Recognising the specific demands of musical theatre, d&b then arranged a more applicable demonstration. “The Everyman Theatre in Cheltenham is a typical multi-level theatre, whereas Hall 14 was a 360° environment you could walk around and through. Exciting as that was, having the opportunity to play around, to see if we could combine Soundscape with a more conventional proscenium style deployed system was ideal. What was immediately apparent was that as I went into the theatre it had the same effect I’d heard in Backnang; that effect is that the sound field is opened-up to the entire audience. In that sense hearing is transformational.”
Beyond his own desire to ‘open the sound field’ to the entire audience, the Last Ship presented Frost with a second strong justification for implementing Soundscape. “When I sat with The Last Ship designers 59 Productions and director Lorne Campbell there was one aspect of Northern Stage that affected everything. The stage is wide and relatively speaking not so high. What they wanted was a clean line to stage so they could use full height and width to accommodate large scale scenic video projection. Typically, they would have used a line array system of some sort at this venue, but that was not a realistic option with the video projection being contemplated.”

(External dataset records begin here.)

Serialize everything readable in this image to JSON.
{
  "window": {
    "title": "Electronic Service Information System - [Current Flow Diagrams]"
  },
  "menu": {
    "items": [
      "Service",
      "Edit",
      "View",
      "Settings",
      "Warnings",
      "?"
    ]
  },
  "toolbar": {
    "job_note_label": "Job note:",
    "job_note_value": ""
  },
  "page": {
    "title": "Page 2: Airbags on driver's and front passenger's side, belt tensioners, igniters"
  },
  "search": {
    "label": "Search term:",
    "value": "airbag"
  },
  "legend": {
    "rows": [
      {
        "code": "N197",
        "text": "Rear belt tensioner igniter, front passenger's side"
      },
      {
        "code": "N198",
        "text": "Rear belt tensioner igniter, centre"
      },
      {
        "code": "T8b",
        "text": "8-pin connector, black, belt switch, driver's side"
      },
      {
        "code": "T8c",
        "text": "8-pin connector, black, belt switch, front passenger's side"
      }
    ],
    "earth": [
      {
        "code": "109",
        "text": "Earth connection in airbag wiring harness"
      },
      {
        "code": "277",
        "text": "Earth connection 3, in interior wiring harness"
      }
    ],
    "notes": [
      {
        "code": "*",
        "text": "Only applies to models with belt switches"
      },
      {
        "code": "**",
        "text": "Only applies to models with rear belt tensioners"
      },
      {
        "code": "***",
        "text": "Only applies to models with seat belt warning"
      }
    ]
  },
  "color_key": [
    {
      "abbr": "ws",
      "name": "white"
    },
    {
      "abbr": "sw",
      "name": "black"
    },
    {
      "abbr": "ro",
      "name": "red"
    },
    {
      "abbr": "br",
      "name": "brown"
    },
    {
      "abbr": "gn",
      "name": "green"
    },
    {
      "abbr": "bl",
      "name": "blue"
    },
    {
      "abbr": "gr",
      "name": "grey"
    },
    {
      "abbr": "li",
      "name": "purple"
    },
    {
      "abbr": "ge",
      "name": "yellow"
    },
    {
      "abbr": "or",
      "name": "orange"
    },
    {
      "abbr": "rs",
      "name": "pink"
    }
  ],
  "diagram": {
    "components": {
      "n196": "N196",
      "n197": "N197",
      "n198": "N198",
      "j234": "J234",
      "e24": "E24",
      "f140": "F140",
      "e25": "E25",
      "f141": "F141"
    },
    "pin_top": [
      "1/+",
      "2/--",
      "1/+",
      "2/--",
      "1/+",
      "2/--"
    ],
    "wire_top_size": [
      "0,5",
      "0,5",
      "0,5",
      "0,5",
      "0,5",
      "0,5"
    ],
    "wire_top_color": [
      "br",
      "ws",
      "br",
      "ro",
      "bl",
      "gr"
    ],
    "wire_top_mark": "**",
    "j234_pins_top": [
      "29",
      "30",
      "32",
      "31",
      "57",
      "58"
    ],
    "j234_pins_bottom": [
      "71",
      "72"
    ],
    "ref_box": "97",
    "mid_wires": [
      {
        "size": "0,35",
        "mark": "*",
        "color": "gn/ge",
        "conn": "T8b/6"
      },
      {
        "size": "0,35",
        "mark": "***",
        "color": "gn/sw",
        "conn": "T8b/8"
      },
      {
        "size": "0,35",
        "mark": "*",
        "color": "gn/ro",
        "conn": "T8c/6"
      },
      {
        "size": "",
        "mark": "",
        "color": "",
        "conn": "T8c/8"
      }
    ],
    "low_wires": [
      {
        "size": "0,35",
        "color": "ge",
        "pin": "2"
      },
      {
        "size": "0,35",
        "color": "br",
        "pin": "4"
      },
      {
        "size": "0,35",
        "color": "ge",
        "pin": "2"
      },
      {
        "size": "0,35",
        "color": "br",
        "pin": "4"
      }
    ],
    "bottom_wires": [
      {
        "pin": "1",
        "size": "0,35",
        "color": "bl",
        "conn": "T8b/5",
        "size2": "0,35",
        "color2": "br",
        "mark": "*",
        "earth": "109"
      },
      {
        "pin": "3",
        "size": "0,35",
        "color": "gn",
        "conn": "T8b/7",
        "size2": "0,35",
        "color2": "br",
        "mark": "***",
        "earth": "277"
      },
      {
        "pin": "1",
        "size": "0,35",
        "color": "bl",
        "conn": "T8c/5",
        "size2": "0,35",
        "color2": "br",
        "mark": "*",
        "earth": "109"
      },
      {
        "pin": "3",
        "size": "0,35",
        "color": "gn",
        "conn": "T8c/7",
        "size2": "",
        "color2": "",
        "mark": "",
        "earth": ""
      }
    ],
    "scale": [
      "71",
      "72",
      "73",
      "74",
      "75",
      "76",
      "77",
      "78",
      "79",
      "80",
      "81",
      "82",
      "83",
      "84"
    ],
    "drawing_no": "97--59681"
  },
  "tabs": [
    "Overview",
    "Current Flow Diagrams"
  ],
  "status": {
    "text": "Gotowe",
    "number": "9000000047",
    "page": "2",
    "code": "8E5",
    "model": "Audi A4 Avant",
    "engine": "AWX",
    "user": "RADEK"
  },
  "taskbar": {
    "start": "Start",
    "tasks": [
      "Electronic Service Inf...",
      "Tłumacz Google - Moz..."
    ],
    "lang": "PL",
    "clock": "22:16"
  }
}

As well as installation of multiple loudspeakers throughout the auditorium, the technical parameters of Soundscape requires a horizontal array of discrete sound sources across the top of the stage. While these can be line arrays, it’s also perfectly practical to use point-source loudspeakers, which is where Frost saw the advantage.
As Northern Stage’s production manager Chris Durant observed at the time, “Here we have six d&b V10P across the proscenium, each laid horizontal with the horn rotated to present the 110° wide dispersion. Six Y10P are down the room on the delay line, and there are twelve front fills. The Y-SUBs are all tucked away up on a bridge above the audience. We would normally struggle here with loudspeaker positions with relationship to lighting positions and sightlines, and in this case, we have scenic projection to consider which only makes that harder. But instead nothing intrudes. At most there are the E6 front fills across the stage, but that’s it.”
With direct support from d&b, contracted audio supplier Stage Sound Services took Frost’s design concept, made the ArrayCalc assessment of the auditorium and installed the system with Frost’s production engineer Owen Lewis, assisted by Durant’s house team. “The system went in quickly and easily and sounded good the moment we turned it on,” says Frost.
“Because it sounded good from the off, we were in a good enough place to be able to experiment and play around immediately with the creative elements. Having the freedom to put the band where you want proved highly advantageous, here they were physically positioned off stage left, but for most of the show I have most of the instruments placed around the stage as a whole.”